Lo S&P 500 ha chiuso la seduta a 1.877 punti, registrando un +0,37%.

Il bilancio settimanale è pari ad un -0,03%.

Dell’andamento divergente col NASDAQ se n’è parlato la settimana scorsa.

Di seguito, invece, ripropongo il seguente grafico aggiornato dello S&P 500 su base settimanale:

Grafico nr. 1 - S&P 500

Grafico nr. 1 – S&P 500

Come potete osservare la settimana appena conclusa non si distingue dalle precedenti: con essa sono ben 11 settimane che il listino americano sta lateralizzando, non riuscendo a chiudere in nessuna di esse al di sopra dei 1.883 punti che, quindi, costituiscono un livello di assoluto rilievo.

Evidenziata la fase laterale in corso rivolgiamo la nostra attenzione a quelle passate:

Grafico nr. 2- S&P 500 - Fasi laterali con RSI settimanale in divergenza

Grafico nr. 2- S&P 500 – Fasi laterali con RSI settimanale in divergenza

Si osservi come nel passato le fasi laterali sui massimi visibili su grafico settimanale ed in divergenza con l’RSI (massimi decrescenti) hanno preceduto correzioni di un certo spessore.

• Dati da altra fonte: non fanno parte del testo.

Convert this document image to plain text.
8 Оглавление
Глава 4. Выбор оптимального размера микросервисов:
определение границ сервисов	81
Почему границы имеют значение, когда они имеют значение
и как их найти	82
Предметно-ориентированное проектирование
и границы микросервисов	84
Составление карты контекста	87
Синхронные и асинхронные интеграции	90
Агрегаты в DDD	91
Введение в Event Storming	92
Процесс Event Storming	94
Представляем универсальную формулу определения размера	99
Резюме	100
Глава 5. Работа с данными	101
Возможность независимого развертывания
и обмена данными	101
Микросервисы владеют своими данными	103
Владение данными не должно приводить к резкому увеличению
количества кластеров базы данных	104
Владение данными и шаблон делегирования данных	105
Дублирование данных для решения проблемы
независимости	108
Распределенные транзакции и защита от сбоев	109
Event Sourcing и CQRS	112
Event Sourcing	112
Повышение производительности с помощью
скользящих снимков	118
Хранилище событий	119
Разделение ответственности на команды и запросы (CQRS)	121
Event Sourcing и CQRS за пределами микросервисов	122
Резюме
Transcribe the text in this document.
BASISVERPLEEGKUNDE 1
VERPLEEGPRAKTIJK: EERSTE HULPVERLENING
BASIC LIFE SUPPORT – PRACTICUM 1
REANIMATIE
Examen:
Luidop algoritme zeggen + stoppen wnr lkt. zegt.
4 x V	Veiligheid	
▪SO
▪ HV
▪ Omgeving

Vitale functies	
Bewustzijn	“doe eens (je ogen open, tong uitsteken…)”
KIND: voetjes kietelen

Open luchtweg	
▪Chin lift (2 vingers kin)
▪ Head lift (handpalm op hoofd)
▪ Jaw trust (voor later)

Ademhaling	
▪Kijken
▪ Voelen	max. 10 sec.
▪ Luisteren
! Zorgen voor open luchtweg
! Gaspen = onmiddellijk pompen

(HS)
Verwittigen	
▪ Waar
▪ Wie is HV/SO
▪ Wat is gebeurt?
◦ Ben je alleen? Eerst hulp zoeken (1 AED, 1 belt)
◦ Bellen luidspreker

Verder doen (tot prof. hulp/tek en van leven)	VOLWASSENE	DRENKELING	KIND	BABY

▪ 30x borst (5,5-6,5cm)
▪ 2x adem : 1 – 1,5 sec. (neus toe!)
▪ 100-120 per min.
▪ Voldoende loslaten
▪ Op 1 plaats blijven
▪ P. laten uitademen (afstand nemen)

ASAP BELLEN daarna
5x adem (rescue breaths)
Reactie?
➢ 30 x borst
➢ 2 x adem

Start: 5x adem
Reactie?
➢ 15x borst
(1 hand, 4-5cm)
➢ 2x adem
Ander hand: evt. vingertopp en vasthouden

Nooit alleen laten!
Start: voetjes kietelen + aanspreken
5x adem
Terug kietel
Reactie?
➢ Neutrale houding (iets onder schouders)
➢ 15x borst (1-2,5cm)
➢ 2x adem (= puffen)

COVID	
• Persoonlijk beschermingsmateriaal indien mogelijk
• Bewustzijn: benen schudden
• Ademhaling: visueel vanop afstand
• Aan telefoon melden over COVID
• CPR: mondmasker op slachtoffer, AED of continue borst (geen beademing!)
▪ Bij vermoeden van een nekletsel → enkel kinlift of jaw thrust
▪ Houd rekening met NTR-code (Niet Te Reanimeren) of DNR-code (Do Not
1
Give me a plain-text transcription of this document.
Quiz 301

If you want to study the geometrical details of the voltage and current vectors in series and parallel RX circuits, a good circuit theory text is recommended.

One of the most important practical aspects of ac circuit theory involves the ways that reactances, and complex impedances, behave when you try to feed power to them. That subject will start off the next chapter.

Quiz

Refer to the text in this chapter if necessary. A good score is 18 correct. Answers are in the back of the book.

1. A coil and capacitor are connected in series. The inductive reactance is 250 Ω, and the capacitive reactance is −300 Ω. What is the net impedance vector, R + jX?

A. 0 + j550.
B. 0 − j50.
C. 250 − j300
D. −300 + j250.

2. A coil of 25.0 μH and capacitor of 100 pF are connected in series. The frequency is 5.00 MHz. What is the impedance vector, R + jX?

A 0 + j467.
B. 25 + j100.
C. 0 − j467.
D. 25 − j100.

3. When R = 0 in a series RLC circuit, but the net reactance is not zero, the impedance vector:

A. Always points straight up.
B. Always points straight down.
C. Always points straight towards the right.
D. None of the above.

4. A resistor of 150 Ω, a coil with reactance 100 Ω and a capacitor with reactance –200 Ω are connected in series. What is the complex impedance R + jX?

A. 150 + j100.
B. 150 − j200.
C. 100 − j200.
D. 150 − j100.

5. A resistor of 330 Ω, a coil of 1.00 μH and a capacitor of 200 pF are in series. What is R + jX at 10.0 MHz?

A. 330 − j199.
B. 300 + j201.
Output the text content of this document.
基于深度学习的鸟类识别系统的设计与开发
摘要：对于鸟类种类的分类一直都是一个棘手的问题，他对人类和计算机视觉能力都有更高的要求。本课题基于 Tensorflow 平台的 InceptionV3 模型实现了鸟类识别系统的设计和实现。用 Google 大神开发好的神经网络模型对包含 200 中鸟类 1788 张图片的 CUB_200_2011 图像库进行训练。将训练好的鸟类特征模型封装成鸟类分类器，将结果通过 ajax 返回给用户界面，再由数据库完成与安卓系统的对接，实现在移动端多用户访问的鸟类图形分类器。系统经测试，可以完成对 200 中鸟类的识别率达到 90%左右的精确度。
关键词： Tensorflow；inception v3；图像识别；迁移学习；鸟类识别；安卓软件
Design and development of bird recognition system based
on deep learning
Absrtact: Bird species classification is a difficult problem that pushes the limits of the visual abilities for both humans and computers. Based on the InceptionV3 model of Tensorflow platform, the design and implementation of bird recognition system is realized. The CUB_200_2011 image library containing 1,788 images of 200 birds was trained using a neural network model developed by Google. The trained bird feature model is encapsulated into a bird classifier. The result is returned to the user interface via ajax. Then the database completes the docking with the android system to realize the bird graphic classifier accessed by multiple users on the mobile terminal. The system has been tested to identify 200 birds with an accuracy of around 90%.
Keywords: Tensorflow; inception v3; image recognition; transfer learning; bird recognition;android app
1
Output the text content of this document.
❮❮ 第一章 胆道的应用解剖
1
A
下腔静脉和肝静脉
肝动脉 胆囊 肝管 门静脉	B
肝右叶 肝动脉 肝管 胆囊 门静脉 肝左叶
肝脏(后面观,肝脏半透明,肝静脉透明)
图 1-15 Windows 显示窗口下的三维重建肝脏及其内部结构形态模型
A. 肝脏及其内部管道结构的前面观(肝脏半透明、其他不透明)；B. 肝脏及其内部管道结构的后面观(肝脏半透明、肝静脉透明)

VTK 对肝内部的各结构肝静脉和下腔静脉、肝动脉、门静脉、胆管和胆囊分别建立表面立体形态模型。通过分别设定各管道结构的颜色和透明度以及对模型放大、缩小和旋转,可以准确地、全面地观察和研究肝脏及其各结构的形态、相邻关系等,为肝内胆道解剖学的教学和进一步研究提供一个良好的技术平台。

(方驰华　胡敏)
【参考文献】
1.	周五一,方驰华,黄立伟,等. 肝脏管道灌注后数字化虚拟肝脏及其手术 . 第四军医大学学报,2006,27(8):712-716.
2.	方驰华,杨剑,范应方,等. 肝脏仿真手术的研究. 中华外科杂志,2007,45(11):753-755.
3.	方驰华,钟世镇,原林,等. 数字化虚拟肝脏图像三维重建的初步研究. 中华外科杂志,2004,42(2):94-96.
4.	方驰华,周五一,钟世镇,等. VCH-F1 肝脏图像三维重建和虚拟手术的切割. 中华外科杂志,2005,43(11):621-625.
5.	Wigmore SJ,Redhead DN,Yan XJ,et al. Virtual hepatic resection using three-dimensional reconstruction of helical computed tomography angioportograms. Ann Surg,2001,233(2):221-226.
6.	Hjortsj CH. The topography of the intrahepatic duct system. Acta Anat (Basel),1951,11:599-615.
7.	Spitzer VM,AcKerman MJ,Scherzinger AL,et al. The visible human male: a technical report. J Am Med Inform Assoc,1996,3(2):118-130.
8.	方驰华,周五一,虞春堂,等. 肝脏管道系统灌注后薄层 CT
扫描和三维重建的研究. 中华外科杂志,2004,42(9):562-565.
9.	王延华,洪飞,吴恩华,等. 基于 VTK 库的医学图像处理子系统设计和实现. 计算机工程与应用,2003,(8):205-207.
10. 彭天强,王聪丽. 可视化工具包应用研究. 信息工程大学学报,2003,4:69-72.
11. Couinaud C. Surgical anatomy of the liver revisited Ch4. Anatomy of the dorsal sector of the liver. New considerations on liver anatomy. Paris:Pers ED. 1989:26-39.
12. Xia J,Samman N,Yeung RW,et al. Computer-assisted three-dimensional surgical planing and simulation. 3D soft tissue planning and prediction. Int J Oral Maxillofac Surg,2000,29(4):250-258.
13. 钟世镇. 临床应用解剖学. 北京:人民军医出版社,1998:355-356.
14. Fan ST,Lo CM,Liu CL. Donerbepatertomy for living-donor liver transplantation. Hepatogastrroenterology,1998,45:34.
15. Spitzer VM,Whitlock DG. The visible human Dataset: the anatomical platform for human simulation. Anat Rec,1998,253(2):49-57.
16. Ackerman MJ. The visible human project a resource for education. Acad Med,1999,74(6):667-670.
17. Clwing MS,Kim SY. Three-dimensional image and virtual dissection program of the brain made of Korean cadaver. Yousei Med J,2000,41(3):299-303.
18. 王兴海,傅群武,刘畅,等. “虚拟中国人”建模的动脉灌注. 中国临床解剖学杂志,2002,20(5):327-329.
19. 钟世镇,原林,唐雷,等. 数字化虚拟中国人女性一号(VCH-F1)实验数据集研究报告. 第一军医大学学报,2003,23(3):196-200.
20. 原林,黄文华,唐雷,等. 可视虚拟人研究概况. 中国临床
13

Io escluderei correzioni del 20% (nel 2011 ci fu la crisi dell’Area Euro a causarla) ma il rischio di assistere ad un buon calo ci sono (molto dipenderà anche dalla capacità e dalla volontà della mano primaria di sostenere il mercato).

Calo peraltro in armonia con l’attuale fase di espansione del ciclo economico.

Nell’analisi tecnica è fondamentale la consapevolezza di non conoscere il futuro, e proprio questa limita il nostro lavoro di analisi ad individuare le aree di potenziale convenienza e di potenziale rischio.

Ciò premesso, ora siamo in una situazione di potenziale rischio; che poi il rischio si concretizzi effettivamente in un calo o in un nulla di fatto, quello lo sapremo solo col tempo.

Tuttavia, le inversioni di lungo termine (per intenderci, come quelle del 2000 e del 2007) necessitano di una fase distributiva visibile su grafico mensile che al momento non abbiamo.

In altre parole, il calo ipotizzato andrebbe comunque colto come un’occasione di acquisto (anche se in tal senso io preferirei puntare su indici che, come il nostro, rispetto a quelli americani hanno dato molto meno e che sarebbero peraltro maggiormente favoriti da un eventuale QE europeo).